Inilah gambaran bahwa pemikiran seseorang akan menentukan amalnya. Karena itu kebangkitan umat diawali dari kebangkitan pemikirannya atau peningkatan taraf berpikir (Irtifa’ul Fikr), dari berpikir jahiliyah menuju pemikiran Islam, dari standar berpikir untung rugi ke standar berpikir halal haram, dari sekedar berpikir biologis menjadi berpikir ideologis (idealis).

Begitu juga dengan kondisi umat Islam saat ini, ketika kesadaran umat belum muncul bahwa kunci kebangkitan umat Islam bergantung pada keterikatan mereka kepada aqidah dan hukum Islam, maka selama itulah kondisi umat ini dalam keadaan terpuruk. Sudah saatnya kaum muslimin berubah menuju kehidupan yang lebih baik yaitu kembali kepada tegaknya aqidah dan hukum Islam.

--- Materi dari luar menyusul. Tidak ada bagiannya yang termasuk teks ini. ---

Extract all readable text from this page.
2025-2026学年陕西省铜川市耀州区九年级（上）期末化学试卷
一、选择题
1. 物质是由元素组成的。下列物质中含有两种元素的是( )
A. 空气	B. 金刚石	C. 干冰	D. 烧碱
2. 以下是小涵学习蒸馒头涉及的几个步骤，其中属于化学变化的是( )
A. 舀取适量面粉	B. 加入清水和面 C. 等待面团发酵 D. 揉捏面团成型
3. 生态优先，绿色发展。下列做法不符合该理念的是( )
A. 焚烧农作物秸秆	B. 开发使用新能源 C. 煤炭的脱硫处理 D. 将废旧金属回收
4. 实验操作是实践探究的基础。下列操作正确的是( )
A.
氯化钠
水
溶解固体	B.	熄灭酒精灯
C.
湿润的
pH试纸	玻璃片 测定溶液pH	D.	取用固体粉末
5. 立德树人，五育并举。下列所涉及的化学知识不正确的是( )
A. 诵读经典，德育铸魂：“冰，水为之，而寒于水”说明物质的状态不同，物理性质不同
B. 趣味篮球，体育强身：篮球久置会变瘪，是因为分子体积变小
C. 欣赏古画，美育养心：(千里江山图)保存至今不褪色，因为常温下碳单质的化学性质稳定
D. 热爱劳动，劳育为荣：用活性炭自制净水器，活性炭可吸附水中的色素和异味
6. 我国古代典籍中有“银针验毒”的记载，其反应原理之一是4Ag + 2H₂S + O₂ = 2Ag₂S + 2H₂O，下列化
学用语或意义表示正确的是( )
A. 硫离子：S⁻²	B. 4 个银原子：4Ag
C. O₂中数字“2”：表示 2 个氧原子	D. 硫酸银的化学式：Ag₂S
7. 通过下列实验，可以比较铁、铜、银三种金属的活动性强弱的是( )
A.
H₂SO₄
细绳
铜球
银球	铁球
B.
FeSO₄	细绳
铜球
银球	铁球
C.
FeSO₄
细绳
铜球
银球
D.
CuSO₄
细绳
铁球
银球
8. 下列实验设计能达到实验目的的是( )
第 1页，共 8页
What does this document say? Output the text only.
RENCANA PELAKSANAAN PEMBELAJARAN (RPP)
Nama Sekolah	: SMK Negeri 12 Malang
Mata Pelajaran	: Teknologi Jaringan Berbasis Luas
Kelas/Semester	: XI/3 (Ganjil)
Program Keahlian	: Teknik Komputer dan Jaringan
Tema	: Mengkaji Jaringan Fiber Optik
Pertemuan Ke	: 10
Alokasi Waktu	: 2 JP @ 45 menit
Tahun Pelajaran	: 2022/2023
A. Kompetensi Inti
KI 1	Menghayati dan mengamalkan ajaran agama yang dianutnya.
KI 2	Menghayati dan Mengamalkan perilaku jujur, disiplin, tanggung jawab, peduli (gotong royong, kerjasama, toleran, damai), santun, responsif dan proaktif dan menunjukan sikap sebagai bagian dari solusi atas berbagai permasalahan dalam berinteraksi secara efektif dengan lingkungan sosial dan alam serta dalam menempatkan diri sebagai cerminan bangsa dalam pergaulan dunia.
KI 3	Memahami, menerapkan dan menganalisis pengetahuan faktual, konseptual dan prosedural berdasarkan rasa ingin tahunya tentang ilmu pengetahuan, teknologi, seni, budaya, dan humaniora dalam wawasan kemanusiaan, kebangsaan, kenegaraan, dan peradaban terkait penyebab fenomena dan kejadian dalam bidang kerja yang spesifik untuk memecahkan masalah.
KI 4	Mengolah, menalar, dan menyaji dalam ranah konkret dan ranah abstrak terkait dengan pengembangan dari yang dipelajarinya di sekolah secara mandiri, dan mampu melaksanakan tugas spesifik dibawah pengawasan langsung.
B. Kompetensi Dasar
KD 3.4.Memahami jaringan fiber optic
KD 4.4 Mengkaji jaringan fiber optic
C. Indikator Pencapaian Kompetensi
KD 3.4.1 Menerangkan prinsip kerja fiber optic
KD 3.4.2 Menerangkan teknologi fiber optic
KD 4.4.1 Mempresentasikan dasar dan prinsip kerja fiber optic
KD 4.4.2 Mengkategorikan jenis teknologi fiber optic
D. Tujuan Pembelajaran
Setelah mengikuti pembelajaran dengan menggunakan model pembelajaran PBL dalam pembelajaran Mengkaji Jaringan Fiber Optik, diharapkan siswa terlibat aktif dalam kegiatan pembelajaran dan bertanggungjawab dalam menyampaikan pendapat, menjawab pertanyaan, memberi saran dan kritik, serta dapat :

Bukankah sejarah telah mencatat bahwa kaum muslimin yang senantiasa berpegang teguh kepada ajaran Islam (kaum muslimin di masa Rasulullah dan generasi umat terbaik) adalah umat yang begitu disegani oleh musuh-musuh Islam karena syariat islam senantiasa membimbing mereka menyelesaikan permasalahan-permasalahan umat yang muncul dengan solusi tuntas dan maslahat.

Setelah menegakkan Islam di Madinah, selama sepuluh tahun Rasulullah SAW memimpin , Kekuasaan Islam meliputi seluruh jazirah Arab. Bahkan secara gemilang mereka mampu menaklukkan berbagai negeri di luar jazirah Arab. Bangsa Persia, syam, Mesir dan Andalusia yang tadinya berbeda-beda dalam bahasa, kebangsaan, budaya dan perundangan menjadi satu ummat, yakni Umat Islam yang memiliki satu bahasa, kebudayaan dan perundang-undangan yakni bahasa Arab, Kebudayaan Islam dan syariat Islam.

Sampai pada akhirnya Islam berkembang luas dan mampu mensejahterakan manusia di berbagai belahan dunia. Berbeda dengan kondisi saat ini, ketika umat Islam Rohingnya berteriak dan menjerit meminta perlindungan tidak ada satu negeri pun yang siap dan mampu melindungi mereka dengan ikhlas. Kalaupun ada bantuan-bantuan yang selama ini diberikan, semua itu bersifat sementara karena sesungguhnya yang mereka butuhkan itu adalah pelindung sejati yang siap melindungi mereka sepanjang hayat.

Sudah saatnya pemikiran-pemikiran kufur kapitalis yang tertanam dalam diri umat Islam dicabut dan dibuang jauh –jauh. Buang jauh-jauh pemikiran yang hanya berorientasi untuk mencari kebahagiaan dunia semata (materi). Karena pemikiran kapitalis seperti ini adalah pemikiran yang rendah dan hina yang terpancar dari aqidah dan mabda’ yang bathil.

Mengemban pemikiran kufur kapitalis hanya akan memperburuk keadaan dan semakin menghinakan umat Islam dihadapan negara adidaya AS. Tidak selayaknya kaum muslimin memilki pemikiran ini karena sesungguhnya kehidupan dunia adalah sesaat dan kehidupan akhiratlah kehidupan yang kekal dan abadi. Betapa meruginya jika kebahagiaan di akhirat ditukar dengan kebahagiaan dunia yang sesaat.





Khatimah

Dengan Aqidah Islam, Allah berkehendak menjadikan umat ini memiliki harga diri, kemandirian, kemuliaan, sanggup membebaskan diri dari kepungan rencana jahat musuh-musuhnya serta mampu meraih kedudukan sebagai saksi atas seluruh umat manusia. Sungguh tiada pilihan lain bagi umat Islam saat ini selain hanya berjuang dan terus berjuang meraih kemuliaaan hidup di sisi Allah SWT.Karena kemuliaan hidup dan keridhoanNya hanya akan diberikan Allah SWT dengan mewujudkan kembali kehidupan dan peradaban masyarakat yang menerapkan sistem Islam dalam semua aspek kehidupannya.

Oleh karenanya yang perlu dipahami oleh umat Islam bahwa 1 Muharram 1434H menjadi momentum untuk membangkitkan umat ini, merubah kehidupannya (dari keterpurukan) menjadi kehidupan yang lebih baik, yaitu kembali kepada Islam.